Ineligible Candidate Is Stranger To Recruitment Process, Cannot Challenge Appointment- Madras HC Dismisses Petition

Update: 2023-01-29 14:45 GMT

A Madras High Court Bench of Justice Abdul Quddhose has dismissed a writ petition challenging the appointment of candidates to a government position on the grounds that the petitioner was ineligible for the post and was therefore a stranger to the process.

In that context, the Court held that "The petitioner does not have an independent legal right to challenge the appointments of the respondent Nos.7 to 60 to the post of Junior Assistants, pursuant to the recruitment notification issued by the sixth respondent Corporation. The petitioner being ineligible to apply for the post of Junior Assistant, as per the recruitment notification issued by the sixth respondent Corporation, is not an aggrieved person, but, is a stranger to the selection process. Hence, she cannot legally maintain a Writ Petition, seeking to challenge the appointments of the respondent Nos.7 to 60 to the post of Junior Assistants by the sixth respondent Corporation."

Senior Advocate Om Prakash appeared for the Petitioner, while Additional Government Pleader RU Dinesh Raj Kumar and Counsel M Sricharan Rangarajan appeared for the Respondents.

In this case, the petitioner had challenged the appointments of candidates as Junior Assistants in Coimbatore Corporation through a writ petition. 

The Court noted that the petitioner was 38 years old when the appointment order was issued and that as per the recruitment notification, the age eligibility was 18 to 35 years. In that context, the Court held that "The petitioner who has crossed thirty five years of age is therefore, not eligible to make an application to the post of Junior Assistant as per the recruitment notification".

Observing that the petitioner did not have a legal right to challenge the appointments as she was ineligible, the Court held that she was not an aggrieved person but a stranger to the selection process. In that context, the Court placed reliance on the cases of Jasbhai Motibhai Desai Vs. Roshan Kumar, Haji Bashir Ahmed to hold that a stranger who is not an aggrieved person cannot maintain a Writ for either Certiorari or Mandamus. 

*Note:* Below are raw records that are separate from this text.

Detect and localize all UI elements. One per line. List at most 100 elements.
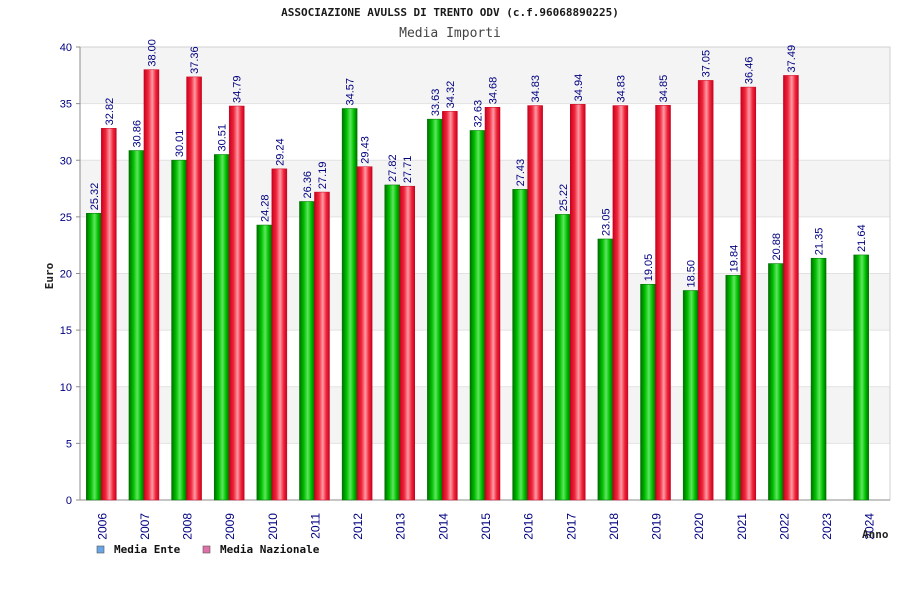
data-label-media-nazionale-2014: 34.32 (445, 81, 457, 109)
bar-media-ente-2022 (768, 263, 784, 501)
chart-subtitle: Media Importi (399, 26, 501, 41)
y-tick-label: 10 (60, 382, 72, 394)
data-label-media-ente-2009: 30.51 (217, 124, 229, 152)
y-tick-label: 30 (60, 155, 72, 167)
data-label-media-ente-2017: 25.22 (558, 184, 570, 212)
legend-label-media-ente: Media Ente (114, 543, 181, 556)
data-label-media-nazionale-2006: 32.82 (104, 98, 116, 126)
x-tick-label: 2021 (735, 513, 749, 540)
x-tick-label: 2011 (308, 513, 322, 539)
data-label-media-ente-2019: 19.05 (643, 254, 655, 282)
bar-media-ente-2017 (555, 214, 571, 501)
data-label-media-nazionale-2010: 29.24 (274, 138, 286, 166)
bar-media-nazionale-2012 (356, 166, 373, 501)
bar-media-nazionale-2014 (442, 111, 458, 501)
x-tick-label: 2017 (564, 513, 578, 540)
data-label-media-nazionale-2017: 34.94 (573, 74, 585, 102)
bar-media-nazionale-2020 (697, 80, 714, 501)
x-tick-label: 2010 (266, 513, 280, 540)
data-label-media-nazionale-2022: 37.49 (786, 45, 798, 73)
x-tick-label: 2015 (479, 513, 493, 540)
bar-media-nazionale-2017 (570, 104, 586, 501)
bar-media-nazionale-2013 (399, 185, 415, 501)
data-label-media-ente-2022: 20.88 (771, 233, 783, 261)
bar-media-ente-2006 (86, 213, 102, 501)
bar-media-nazionale-2006 (101, 128, 117, 501)
x-tick-label: 2012 (351, 513, 365, 540)
bar-media-ente-2020 (682, 290, 699, 501)
bar-media-ente-2013 (384, 184, 400, 501)
x-tick-label: 2008 (181, 513, 195, 540)
x-tick-label: 2007 (138, 513, 152, 540)
data-label-media-nazionale-2020: 37.05 (701, 50, 713, 78)
bar-media-ente-2010 (256, 224, 273, 501)
x-tick-label: 2019 (650, 513, 664, 540)
bar-media-nazionale-2015 (484, 106, 501, 501)
x-tick-label: 2006 (95, 513, 109, 540)
y-tick-label: 20 (60, 269, 72, 281)
bar-media-ente-2008 (171, 159, 187, 501)
bar-media-ente-2019 (640, 284, 656, 501)
bar-media-ente-2007 (128, 150, 145, 501)
bar-media-nazionale-2008 (186, 76, 202, 501)
data-label-media-ente-2006: 25.32 (89, 183, 101, 211)
data-label-media-nazionale-2015: 34.68 (488, 77, 500, 105)
x-tick-label: 2014 (436, 513, 450, 540)
bar-media-ente-2014 (427, 118, 443, 501)
x-tick-label: 2020 (692, 513, 706, 540)
data-label-media-ente-2020: 18.50 (686, 260, 698, 288)
legend-item-media-ente: Media Ente (96, 543, 181, 556)
x-tick-label: 2016 (522, 513, 536, 540)
data-label-media-nazionale-2016: 34.83 (530, 75, 542, 103)
bar-media-nazionale-2010 (271, 168, 288, 501)
data-label-media-nazionale-2021: 36.46 (743, 57, 755, 85)
data-label-media-nazionale-2013: 27.71 (402, 156, 414, 184)
y-tick-label: 40 (60, 42, 72, 54)
legend: Media Ente Media Nazionale (96, 543, 320, 556)
x-tick-label: 2013 (394, 513, 408, 540)
y-tick-label: 35 (60, 99, 72, 111)
bar-media-ente-2011 (299, 201, 315, 501)
data-label-media-ente-2008: 30.01 (174, 130, 186, 158)
x-tick-label: 2023 (820, 513, 834, 540)
bar-media-ente-2012 (341, 108, 358, 501)
data-label-media-nazionale-2012: 29.43 (360, 136, 372, 164)
data-label-media-ente-2018: 23.05 (600, 208, 612, 236)
y-axis-title: Euro (43, 262, 56, 289)
bar-media-nazionale-2022 (783, 75, 799, 501)
x-tick-label: 2018 (607, 513, 621, 540)
y-axis-ticks: 0 5 10 15 20 25 30 35 40 (60, 42, 80, 507)
x-tick-label: 2022 (777, 513, 791, 540)
legend-swatch-media-nazionale (202, 545, 211, 554)
data-label-media-nazionale-2008: 37.36 (189, 46, 201, 74)
data-label-media-ente-2011: 26.36 (302, 171, 314, 199)
bar-media-nazionale-2018 (612, 105, 629, 501)
chart-title: ASSOCIAZIONE AVULSS DI TRENTO ODV (c.f.9… (281, 6, 619, 19)
legend-swatch-media-ente (96, 545, 105, 554)
legend-label-media-nazionale: Media Nazionale (220, 543, 320, 556)
data-label-media-nazionale-2019: 34.85 (658, 75, 670, 103)
legend-item-media-nazionale: Media Nazionale (202, 543, 320, 556)
data-label-media-nazionale-2011: 27.19 (317, 162, 329, 190)
bar-media-ente-2018 (597, 238, 614, 501)
y-tick-label: 25 (60, 212, 72, 224)
bar-media-ente-2009 (213, 154, 230, 501)
data-label-media-ente-2013: 27.82 (387, 154, 399, 182)
x-tick-label: 2024 (863, 513, 877, 540)
bar-media-ente-2016 (512, 189, 528, 501)
data-labels: 25.32 32.82 30.86 38.00 30.01 37.36 30.51 34.79… (89, 39, 868, 287)
bar-media-nazionale-2021 (740, 86, 757, 501)
bar-media-ente-2021 (725, 275, 742, 501)
bar-media-ente-2023 (810, 257, 827, 501)
data-label-media-ente-2015: 32.63 (473, 100, 485, 128)
bar-media-ente-2024 (853, 254, 869, 501)
bar-media-nazionale-2019 (655, 105, 671, 501)
y-tick-label: 5 (66, 438, 72, 450)
data-label-media-ente-2024: 21.64 (856, 224, 868, 252)
data-label-media-nazionale-2018: 34.83 (615, 75, 627, 103)
data-label-media-ente-2016: 27.43 (515, 159, 527, 187)
x-tick-label: 2009 (223, 513, 237, 540)
data-label-media-ente-2007: 30.86 (131, 120, 143, 148)
data-label-media-ente-2012: 34.57 (345, 78, 357, 106)
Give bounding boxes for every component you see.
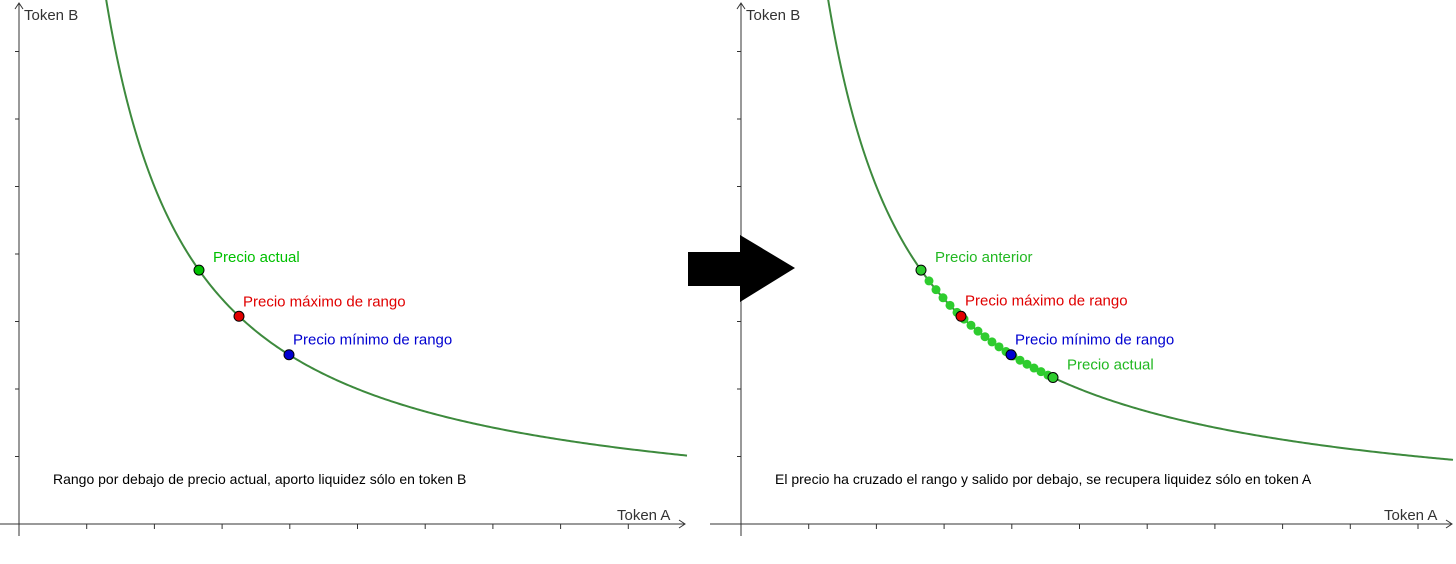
y-axis-arrow bbox=[14, 2, 24, 10]
point-label: Precio mínimo de rango bbox=[1015, 332, 1174, 349]
point bbox=[955, 310, 967, 322]
trail-dot bbox=[987, 337, 997, 347]
point bbox=[283, 349, 295, 361]
trail-dot bbox=[938, 293, 948, 303]
point-label: Precio máximo de rango bbox=[243, 293, 406, 310]
point bbox=[915, 264, 927, 276]
trail-dot bbox=[1029, 363, 1039, 373]
point bbox=[1005, 349, 1017, 361]
trail-dot bbox=[980, 332, 990, 342]
point bbox=[193, 264, 205, 276]
point-label: Precio máximo de rango bbox=[965, 292, 1128, 309]
panel-left: Token B Token A Precio actual Precio máximo… bbox=[0, 0, 688, 536]
trail-dot bbox=[966, 320, 976, 330]
y-axis-arrow bbox=[736, 2, 746, 10]
curve bbox=[827, 0, 1454, 461]
trail-dot bbox=[1022, 359, 1032, 369]
trail-dot bbox=[924, 276, 934, 286]
y-axis-label: Token B bbox=[24, 7, 78, 24]
caption: El precio ha cruzado el rango y salido p… bbox=[775, 471, 1312, 487]
trail-dot bbox=[931, 285, 941, 295]
x-axis-label: Token A bbox=[1384, 507, 1437, 524]
point-label: Precio actual bbox=[213, 249, 300, 266]
caption: Rango por debajo de precio actual, aport… bbox=[53, 471, 466, 487]
x-axis-arrow bbox=[678, 519, 686, 529]
arrow bbox=[688, 235, 795, 302]
point bbox=[1047, 372, 1059, 384]
panel-right: Token B Token A Precio anterior Precio máxi… bbox=[710, 0, 1454, 536]
point bbox=[233, 310, 245, 322]
y-axis-label: Token B bbox=[746, 7, 800, 24]
trail-dot bbox=[945, 300, 955, 310]
point-label: Precio actual bbox=[1067, 357, 1154, 374]
x-axis-arrow bbox=[1445, 519, 1453, 529]
curve bbox=[105, 0, 688, 457]
trail-dot bbox=[1015, 355, 1025, 365]
trail-dot bbox=[973, 326, 983, 336]
trail-dot bbox=[1036, 367, 1046, 377]
point-label: Precio anterior bbox=[935, 249, 1033, 266]
trail-dot bbox=[994, 342, 1004, 352]
x-axis-label: Token A bbox=[617, 507, 670, 524]
point-label: Precio mínimo de rango bbox=[293, 332, 452, 349]
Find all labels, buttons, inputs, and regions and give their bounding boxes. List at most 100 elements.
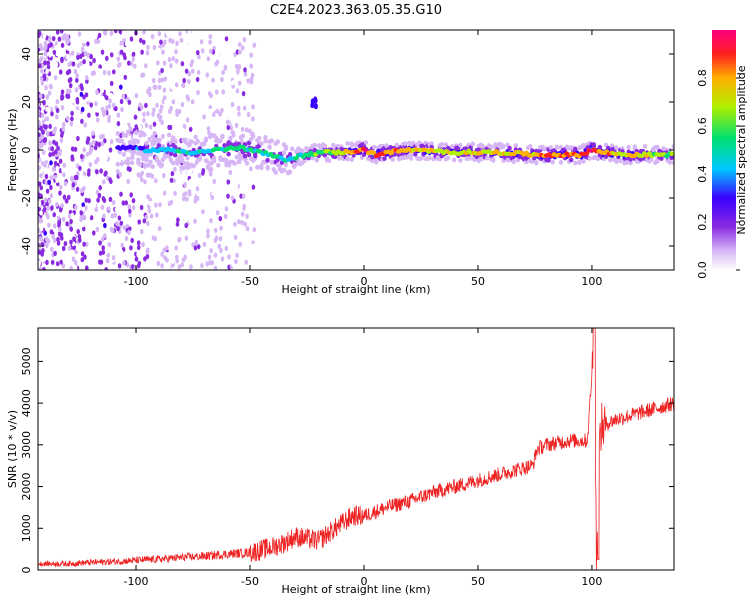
noise-cell: [210, 194, 215, 201]
noise-cell: [50, 111, 54, 117]
ridge-halo-cell: [314, 157, 319, 163]
noise-cell: [159, 104, 164, 110]
noise-cell: [68, 83, 73, 89]
ridge-halo-cell: [187, 142, 192, 148]
noise-cell: [169, 191, 173, 197]
noise-cell: [157, 30, 162, 37]
ridge-halo-cell: [402, 141, 408, 147]
noise-cell: [80, 257, 85, 263]
noise-cell: [109, 139, 114, 145]
noise-cell: [38, 33, 41, 39]
ridge-halo-cell: [123, 133, 129, 139]
noise-cell: [142, 30, 146, 35]
noise-cell: [233, 221, 237, 227]
noise-cell: [89, 146, 94, 152]
ridge-halo-cell: [269, 138, 274, 144]
noise-cell: [92, 182, 97, 189]
noise-cell: [73, 260, 78, 266]
colorbar-tick-label: 0.6: [696, 117, 709, 135]
ridge-halo-cell: [468, 145, 473, 150]
noise-cell: [119, 84, 123, 90]
x-tick-label: 0: [360, 275, 367, 288]
noise-cell: [50, 266, 54, 270]
noise-cell: [127, 60, 131, 66]
noise-cell: [158, 108, 163, 114]
noise-cell: [146, 194, 150, 200]
noise-cell: [111, 102, 116, 108]
ridge-halo-cell: [189, 139, 194, 145]
noise-cell: [180, 102, 185, 108]
noise-cell: [75, 77, 79, 83]
noise-cell: [73, 265, 78, 270]
noise-cell: [39, 210, 43, 216]
noise-cell: [242, 37, 247, 43]
noise-cell: [38, 57, 43, 64]
noise-cell: [85, 151, 90, 157]
noise-cell: [140, 177, 144, 183]
spectrogram-y-label: Frequency (Hz): [6, 109, 19, 192]
noise-cell: [174, 210, 178, 216]
noise-cell: [93, 33, 98, 40]
y-tick-label: 5000: [20, 347, 33, 375]
noise-cell: [94, 38, 98, 45]
noise-cell: [137, 260, 142, 266]
noise-cell: [124, 41, 129, 47]
noise-cell: [83, 122, 87, 128]
ridge-halo-cell: [134, 130, 139, 136]
snr-y-label: SNR (10 * v/v): [6, 410, 19, 488]
noise-cell: [58, 226, 62, 233]
noise-cell: [56, 145, 60, 151]
noise-cell: [104, 47, 108, 53]
noise-cell: [221, 69, 225, 76]
noise-cell: [70, 89, 75, 95]
noise-cell: [90, 70, 95, 76]
noise-cell: [76, 171, 80, 177]
noise-cell: [249, 166, 253, 172]
ridge-halo-cell: [569, 157, 574, 163]
noise-cell: [47, 107, 51, 113]
noise-cell: [54, 61, 59, 67]
noise-cell: [188, 178, 193, 184]
noise-cell: [173, 166, 177, 172]
ridge-halo-cell: [129, 155, 135, 160]
noise-cell: [150, 173, 155, 179]
x-tick-label: 100: [581, 275, 602, 288]
ridge-halo-cell: [148, 159, 153, 165]
noise-cell: [141, 72, 146, 78]
noise-cell: [173, 74, 178, 80]
noise-cell: [116, 226, 120, 232]
ridge-halo-cell: [263, 138, 268, 144]
noise-cell: [85, 61, 90, 67]
noise-cell: [80, 47, 85, 53]
noise-cell: [213, 237, 218, 243]
noise-cell: [99, 114, 103, 120]
y-tick-label: 20: [20, 95, 33, 109]
ridge-halo-cell: [144, 140, 149, 146]
noise-cell: [209, 48, 213, 54]
ridge-halo-cell: [618, 158, 623, 164]
noise-cell: [79, 114, 83, 120]
ridge-halo-cell: [628, 160, 633, 166]
noise-cell: [95, 226, 100, 232]
noise-cell: [219, 225, 223, 231]
ridge-halo-cell: [191, 163, 196, 169]
noise-cell: [165, 245, 169, 251]
ridge-halo-cell: [275, 139, 280, 145]
noise-cell: [195, 58, 200, 64]
noise-cell: [61, 216, 66, 222]
noise-cell: [67, 213, 72, 219]
ridge-halo-cell: [125, 129, 131, 135]
noise-cell: [111, 199, 116, 206]
noise-cell: [183, 210, 187, 216]
noise-cell: [92, 139, 96, 145]
ridge-halo-cell: [125, 156, 131, 162]
noise-cell: [44, 173, 49, 180]
noise-cell: [117, 263, 122, 269]
noise-cell: [310, 98, 315, 105]
noise-cell: [225, 106, 230, 112]
noise-cell: [97, 142, 101, 148]
ridge-halo-cell: [234, 154, 239, 160]
noise-cell: [79, 91, 84, 97]
ridge-halo-cell: [203, 137, 209, 143]
noise-cell: [197, 228, 202, 234]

In furtherance, the Court also placed reliance on the case of B.Srinivasa Reddy Vs. Karnataka Urban Water Supply & Drainage Board Employees' Assn. to hold that the burden of establishing the malafides is very heavy on the person who alleges it. 

Therefore, the Court held that the petitioner did not have the locus standi to maintain the writ petition, and dismissed the same on the ground that "the petitioner is a stranger and not eligible to apply for the post of Junior Assistant due to her age".

Cause title: Eswari v. The Chief Secretary to Government of Tamilnadu and Ors.